The participation of the KIO, the only major rebel group that remains technically at war with Myanmar’s government, is crucial to any efforts to force a lasting peace.

Government negotiators and representatives from the KIO and 13 other armed rebel groups are set to meet on Feb. 20 in southeastern Myanmar’s Hpa-an in Karen (Kayin) state to discuss the next step in the peace process.

Government negotiators are hoping to convince the KIO to support the joint ceasefire, but Kachins have insisted the peace process must include a political dialogue that includes discussion about greater autonomy for the ethnic groups.

Serious distrust

KIO leaders are under pressure from members of their community distrustful of Myanmar’s government not to sign a ceasefire until they are assured there will be a political settlement, said Tom Kramer, a Myanmar-based researcher from the Transnational Institute.

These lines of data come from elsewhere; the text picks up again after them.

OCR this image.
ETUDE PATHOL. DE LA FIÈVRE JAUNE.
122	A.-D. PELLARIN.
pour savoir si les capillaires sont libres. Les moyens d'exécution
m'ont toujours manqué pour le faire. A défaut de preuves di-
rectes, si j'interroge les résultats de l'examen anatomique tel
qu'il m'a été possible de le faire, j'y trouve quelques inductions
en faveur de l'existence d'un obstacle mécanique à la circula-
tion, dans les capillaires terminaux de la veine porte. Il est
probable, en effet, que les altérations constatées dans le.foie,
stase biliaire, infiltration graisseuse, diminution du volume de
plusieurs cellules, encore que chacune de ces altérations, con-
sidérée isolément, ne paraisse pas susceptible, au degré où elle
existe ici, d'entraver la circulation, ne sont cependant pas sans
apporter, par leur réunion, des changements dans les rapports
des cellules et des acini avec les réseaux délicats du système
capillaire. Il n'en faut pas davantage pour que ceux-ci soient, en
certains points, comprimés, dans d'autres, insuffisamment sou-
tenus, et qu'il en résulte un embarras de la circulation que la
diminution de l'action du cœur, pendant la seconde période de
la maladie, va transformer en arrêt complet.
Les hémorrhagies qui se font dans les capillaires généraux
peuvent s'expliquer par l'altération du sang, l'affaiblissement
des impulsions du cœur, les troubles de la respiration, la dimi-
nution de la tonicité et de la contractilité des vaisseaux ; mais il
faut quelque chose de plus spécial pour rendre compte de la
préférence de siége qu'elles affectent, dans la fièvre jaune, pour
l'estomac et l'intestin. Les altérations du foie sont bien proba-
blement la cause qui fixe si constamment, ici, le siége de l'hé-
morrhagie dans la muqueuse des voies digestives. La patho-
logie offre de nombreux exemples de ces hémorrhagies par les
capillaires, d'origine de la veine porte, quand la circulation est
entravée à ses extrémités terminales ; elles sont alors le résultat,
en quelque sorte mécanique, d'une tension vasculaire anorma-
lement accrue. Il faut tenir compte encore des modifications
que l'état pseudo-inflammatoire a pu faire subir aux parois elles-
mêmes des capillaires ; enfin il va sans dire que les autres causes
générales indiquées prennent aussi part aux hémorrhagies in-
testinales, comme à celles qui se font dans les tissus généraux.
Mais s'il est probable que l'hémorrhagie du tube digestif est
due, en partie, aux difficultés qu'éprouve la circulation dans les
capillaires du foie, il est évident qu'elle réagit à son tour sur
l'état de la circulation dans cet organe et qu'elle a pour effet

Many Kachins have no more trust in Myanmar’s current government than they had in the previous military regime, he said.

“For them, this government is the same as the old one,” Kramer said.

The previous military junta has been accused of blatant human rights abuses in its war with powerless ethnic minority groups.

Sun said many Kachins had a “sense of hopelessness” that Myanmar’s current government “has not made anything better for them.”

Fighting between the two sides has simmered since a 17-year peace agreement was shattered in June 2011, months after Thein Sein’s reformist government came to power.

Many Kachins consider the period between when the previous ceasefire was signed in 1994 and when it was shattered in 2011 as 17 “lost years” during which Kachins were waiting for the opportunity to have a political dialogue with Myanmar’s government and saw none, Kramer said.

“There is a lot of pressure from communities who are very unhappy about the peace process.”

“They will put pressure on the KIO not to give in too quickly."